A broad overview of the past 10 years in Canada reveals a jagged panorama of noteworthy events that have left a deep impression in the minds and imaginations of Canadians, weaving themselves into the fabric of our lives. The September 11th attacks, two recessions, climate change and job outsourcing via globalization lead a long and varied list of dramatic upheavals. Disillusion, division and cynicism are flooding the political scene at an unprecedented pace. Bad news seems to dominate our everyday reality, certainly in the public and media scenes.

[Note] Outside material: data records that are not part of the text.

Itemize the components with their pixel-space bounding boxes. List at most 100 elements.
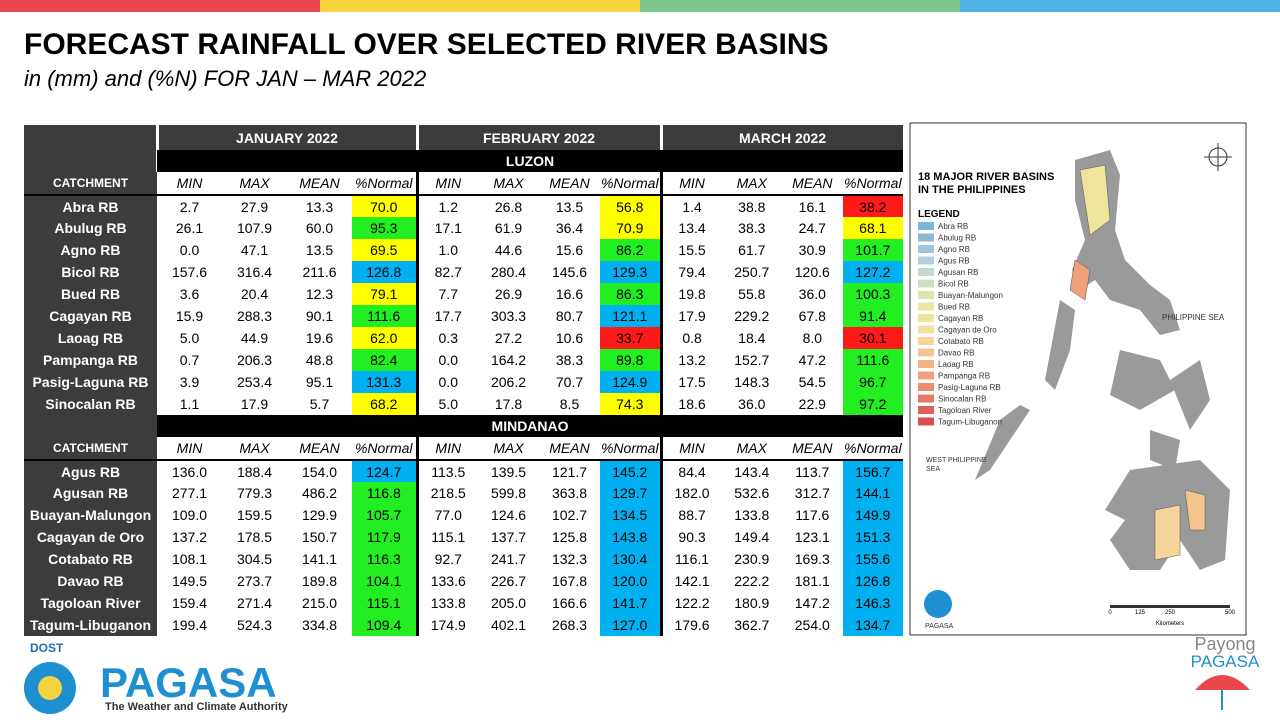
value-cell: 145.6: [539, 261, 600, 283]
value-cell: 304.5: [222, 548, 287, 570]
column-header: %Normal: [842, 172, 904, 195]
value-cell: 271.4: [222, 592, 287, 614]
column-header: %Normal: [600, 437, 662, 460]
value-cell: 18.6: [659, 393, 722, 415]
catchment-name: Buayan-Malungon: [24, 504, 157, 526]
legend-label: Tagoloan River: [938, 406, 992, 415]
percent-normal-cell: 111.6: [842, 349, 904, 371]
value-cell: 277.1: [157, 482, 222, 504]
column-header-row: CATCHMENT MIN MAX MEAN %Normal MIN MAX MEAN %Nor…: [24, 172, 904, 195]
value-cell: 154.0: [287, 460, 352, 482]
basins: [1069, 164, 1206, 561]
data-row: Cotabato RB 108.1 304.5 141.1 116.3 92.7 241.7…: [24, 548, 904, 570]
value-cell: 312.7: [782, 482, 843, 504]
legend-swatch: [918, 360, 934, 368]
value-cell: 136.0: [157, 460, 222, 482]
legend-swatch: [918, 222, 934, 230]
percent-normal-cell: 30.1: [842, 327, 904, 349]
value-cell: 280.4: [478, 261, 539, 283]
catchment-name: Davao RB: [24, 570, 157, 592]
data-row: Abulug RB 26.1 107.9 60.0 95.3 17.1 61.9 36.4 70…: [24, 217, 904, 239]
bar-red: [0, 0, 320, 12]
value-cell: 3.6: [157, 283, 222, 305]
value-cell: 150.7: [287, 526, 352, 548]
legend-swatch: [918, 256, 934, 265]
value-cell: 84.4: [659, 460, 722, 482]
percent-normal-cell: 127.2: [842, 261, 904, 283]
value-cell: 254.0: [782, 614, 843, 636]
value-cell: 3.9: [157, 371, 222, 393]
value-cell: 54.5: [782, 371, 843, 393]
bar-blue: [960, 0, 1280, 12]
value-cell: 26.8: [478, 195, 539, 217]
value-cell: 27.2: [478, 327, 539, 349]
tagline: The Weather and Climate Authority: [105, 701, 289, 713]
scale-unit: Kilometers: [1156, 621, 1184, 627]
value-cell: 19.8: [659, 283, 722, 305]
percent-normal-cell: 146.3: [842, 592, 904, 614]
value-cell: 303.3: [478, 305, 539, 327]
legend-swatch: [918, 371, 934, 380]
value-cell: 12.3: [287, 283, 352, 305]
legend-swatch: [918, 348, 934, 357]
percent-normal-cell: 91.4: [842, 305, 904, 327]
value-cell: 199.4: [157, 614, 222, 636]
value-cell: 166.6: [539, 592, 600, 614]
percent-normal-cell: 117.9: [352, 526, 417, 548]
map-logo-text: PAGASA: [925, 623, 954, 630]
percent-normal-cell: 124.9: [600, 371, 662, 393]
value-cell: 38.8: [721, 195, 783, 217]
legend-label: Agus RB: [938, 257, 970, 266]
value-cell: 206.2: [478, 371, 539, 393]
percent-normal-cell: 115.1: [352, 592, 417, 614]
value-cell: 38.3: [721, 217, 783, 239]
value-cell: 1.4: [659, 195, 722, 217]
legend-label: Tagum-Libuganon: [938, 418, 1002, 427]
percent-normal-cell: 130.4: [600, 548, 662, 570]
value-cell: 316.4: [222, 261, 287, 283]
data-row: Cagayan de Oro 137.2 178.5 150.7 117.9 115.1 1…: [24, 526, 904, 548]
value-cell: 142.1: [659, 570, 722, 592]
legend-label: Laoag RB: [938, 360, 974, 369]
value-cell: 0.3: [415, 327, 478, 349]
legend-swatch: [918, 394, 934, 403]
legend-swatch: [918, 383, 934, 391]
catchment-header: CATCHMENT: [24, 172, 157, 195]
value-cell: 599.8: [478, 482, 539, 504]
column-header: MIN: [157, 172, 222, 195]
percent-normal-cell: 121.1: [600, 305, 662, 327]
percent-normal-cell: 116.3: [352, 548, 417, 570]
sea-label: PHILIPPINE SEA: [1162, 313, 1225, 322]
value-cell: 133.8: [721, 504, 783, 526]
value-cell: 125.8: [539, 526, 600, 548]
value-cell: 36.4: [539, 217, 600, 239]
catchment-name: Abra RB: [24, 195, 157, 217]
percent-normal-cell: 134.7: [842, 614, 904, 636]
legend-label: Davao RB: [938, 349, 974, 358]
value-cell: 19.6: [287, 327, 352, 349]
value-cell: 0.0: [415, 349, 478, 371]
percent-normal-cell: 86.3: [600, 283, 662, 305]
value-cell: 26.9: [478, 283, 539, 305]
value-cell: 44.6: [478, 239, 539, 261]
legend-label: Agno RB: [938, 245, 970, 254]
percent-normal-cell: 131.3: [352, 371, 417, 393]
value-cell: 241.7: [478, 548, 539, 570]
percent-normal-cell: 116.8: [352, 482, 417, 504]
data-row: Agno RB 0.0 47.1 13.5 69.5 1.0 44.6 15.6 86.2 15.…: [24, 239, 904, 261]
value-cell: 61.7: [721, 239, 783, 261]
legend-label: Bued RB: [938, 303, 970, 312]
percent-normal-cell: 155.6: [842, 548, 904, 570]
month-row: JANUARY 2022 FEBRUARY 2022 MARCH 2022: [24, 125, 904, 172]
value-cell: 24.7: [782, 217, 843, 239]
value-cell: 30.9: [782, 239, 843, 261]
percent-normal-cell: 156.7: [842, 460, 904, 482]
percent-normal-cell: 70.0: [352, 195, 417, 217]
month-header: MARCH 2022: [659, 125, 904, 150]
percent-normal-cell: 151.3: [842, 526, 904, 548]
bar-yellow: [320, 0, 640, 12]
value-cell: 123.1: [782, 526, 843, 548]
value-cell: 17.7: [415, 305, 478, 327]
value-cell: 44.9: [222, 327, 287, 349]
legend-label: Bicol RB: [938, 280, 969, 289]
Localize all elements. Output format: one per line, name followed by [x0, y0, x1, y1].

The world seems increasingly chaotic. One might assume that such a turbulent era would spawn discouragement and despondency. Surprisingly, we’ve observed the exact opposite: our analyses all point to a resilient, opportunity-seeking, population – at least a burgeoning majority of it – filled with vitality, eager to adapt to the ever-changing world and driven to develop their potential to the fullest.
Our work reveals that over the years, the Canadian population has developed a unique capacity for resilience, transforming the potential threats encountered in their daily lives into opportunities for advancement.
In many ways, the current context leads us to believe that we are witnessing a revolution in the way Canadians view their lives, a movement we have labelled the Rise of a New Renaissance Man. This trend or phenomenon may not be universal, but there is no denying that it is currently driving and dividing people into separate camps. Reduced to its simplest expression, the catchphrase for these modern times has become: to adapt or not to adapt.
In analyzing the characteristics defining this leading trend in Canadian society today, as well as its various implications for marketing, branding, public policies, human resources, management and all other areas, we observe that the context that spawned the original Renaissance Man circa 1510 is being uncannily mirrored in Canadian society 500 years later – in 2010.